Multi-tasking and organizing emotional breakdowns

My daughter entered third grade yesterday. This year they begin to focus on organizational skills, and the school has provided an organizer for each child. The students need to record all their assignments in it, and parents have to initial the records each day and record whether the homework was complete. If the child (and their parent) don’t do their organizer correctly, or forget to return it each day, the child misses recess.

I had a visceral reaction to this new plan. I don’t know why this bothers me so much. I’m familiar with using Outlook, calendars and PDAs. I guess I had a fear reaction. All of these children are going to be infinitely more organized than I am; the kids are leaving me behind in the electronic dust.

I also am not sure why it is necessary for a third grader to carry an organizer. Why do they have so many activities and homework? Do we have to train them to be type A personalities so they can grow up and take on too much work and have too much scheduled in their lives? What’s the point of all this? We aren’t churning out happier people. Perhaps I’m getting old and feeling lost in the digital shuffle.
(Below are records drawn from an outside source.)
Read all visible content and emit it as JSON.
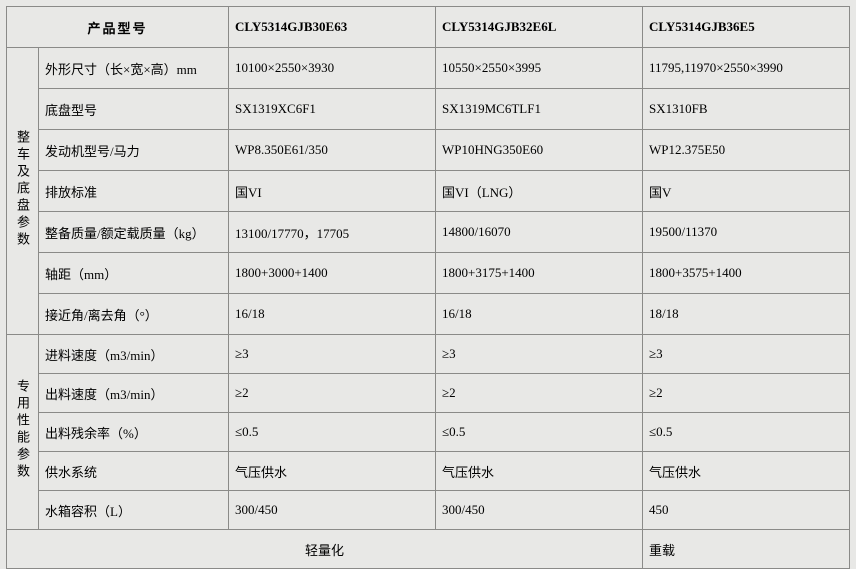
{
  "header": {
    "rowLabel": "产品型号",
    "models": [
      "CLY5314GJB30E63",
      "CLY5314GJB32E6L",
      "CLY5314GJB36E5"
    ]
  },
  "groups": [
    {
      "title": "整车及底盘参数",
      "rows": [
        {
          "label": "外形尺寸（长×宽×高）mm",
          "v": [
            "10100×2550×3930",
            "10550×2550×3995",
            "11795,11970×2550×3990"
          ]
        },
        {
          "label": "底盘型号",
          "v": [
            "SX1319XC6F1",
            "SX1319MC6TLF1",
            "SX1310FB"
          ]
        },
        {
          "label": "发动机型号/马力",
          "v": [
            "WP8.350E61/350",
            "WP10HNG350E60",
            "WP12.375E50"
          ]
        },
        {
          "label": "排放标准",
          "v": [
            "国VI",
            "国VI（LNG）",
            "国V"
          ]
        },
        {
          "label": "整备质量/额定载质量（kg）",
          "v": [
            "13100/17770，17705",
            "14800/16070",
            "19500/11370"
          ]
        },
        {
          "label": "轴距（mm）",
          "v": [
            "1800+3000+1400",
            "1800+3175+1400",
            "1800+3575+1400"
          ]
        },
        {
          "label": "接近角/离去角（°）",
          "v": [
            "16/18",
            "16/18",
            "18/18"
          ]
        }
      ]
    },
    {
      "title": "专用性能参数",
      "rows": [
        {
          "label": "进料速度（m3/min）",
          "v": [
            "≥3",
            "≥3",
            "≥3"
          ]
        },
        {
          "label": "出料速度（m3/min）",
          "v": [
            "≥2",
            "≥2",
            "≥2"
          ]
        },
        {
          "label": "出料残余率（%）",
          "v": [
            "≤0.5",
            "≤0.5",
            "≤0.5"
          ]
        },
        {
          "label": "供水系统",
          "v": [
            "气压供水",
            "气压供水",
            "气压供水"
          ]
        },
        {
          "label": "水箱容积（L）",
          "v": [
            "300/450",
            "300/450",
            "450"
          ]
        }
      ]
    }
  ],
  "footer": {
    "left": "轻量化",
    "right": "重载"
  }
}
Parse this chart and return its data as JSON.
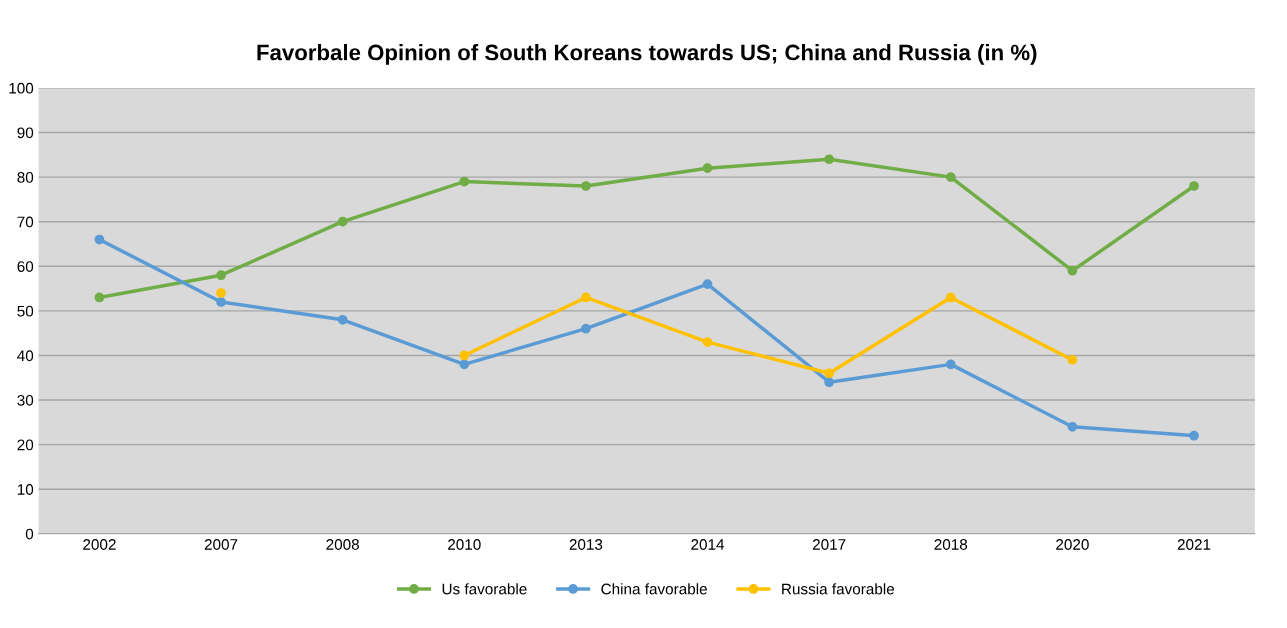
{
  "chart_data": {
    "type": "line",
    "title": "Favorbale Opinion of South Koreans towards US; China and Russia (in %)",
    "categories": [
      "2002",
      "2007",
      "2008",
      "2010",
      "2013",
      "2014",
      "2017",
      "2018",
      "2020",
      "2021"
    ],
    "series": [
      {
        "name": "Us favorable",
        "color": "#70ad47",
        "values": [
          53,
          58,
          70,
          79,
          78,
          82,
          84,
          80,
          59,
          78
        ]
      },
      {
        "name": "China favorable",
        "color": "#5b9bd5",
        "values": [
          66,
          52,
          48,
          38,
          46,
          56,
          34,
          38,
          24,
          22
        ]
      },
      {
        "name": "Russia favorable",
        "color": "#ffc000",
        "values": [
          null,
          54,
          null,
          40,
          53,
          43,
          36,
          53,
          39,
          null
        ]
      }
    ],
    "ylim": [
      0,
      100
    ],
    "yticks": [
      0,
      10,
      20,
      30,
      40,
      50,
      60,
      70,
      80,
      90,
      100
    ],
    "grid": "y",
    "legend": "bottom",
    "marker": "circle",
    "line_style": "solid"
  }
}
They also train in email and the internet this year. I would think they would learn these skills on their own. Shouldn’t we be discouraging these skills, and encouraging good nutrition and sports instead? I thought we didn’t want the kids sitting in front of the computer and video games all the time.

The schools could strive for a bit more balance. To counteract teaching all this fast paced technology, maybe they could teach them meditation, theatre, art, or social skills like manners or resolving interpersonal conflict. Why can’t they quietly read during class time?

I’m getting a little tired of the pressure. Not only do I have to fill every second of my day with work, but my child seems to be required to do it, too. We’re all collectively maximizing and multitasking our way to a nervous breakdown. Or, maybe it’s only me.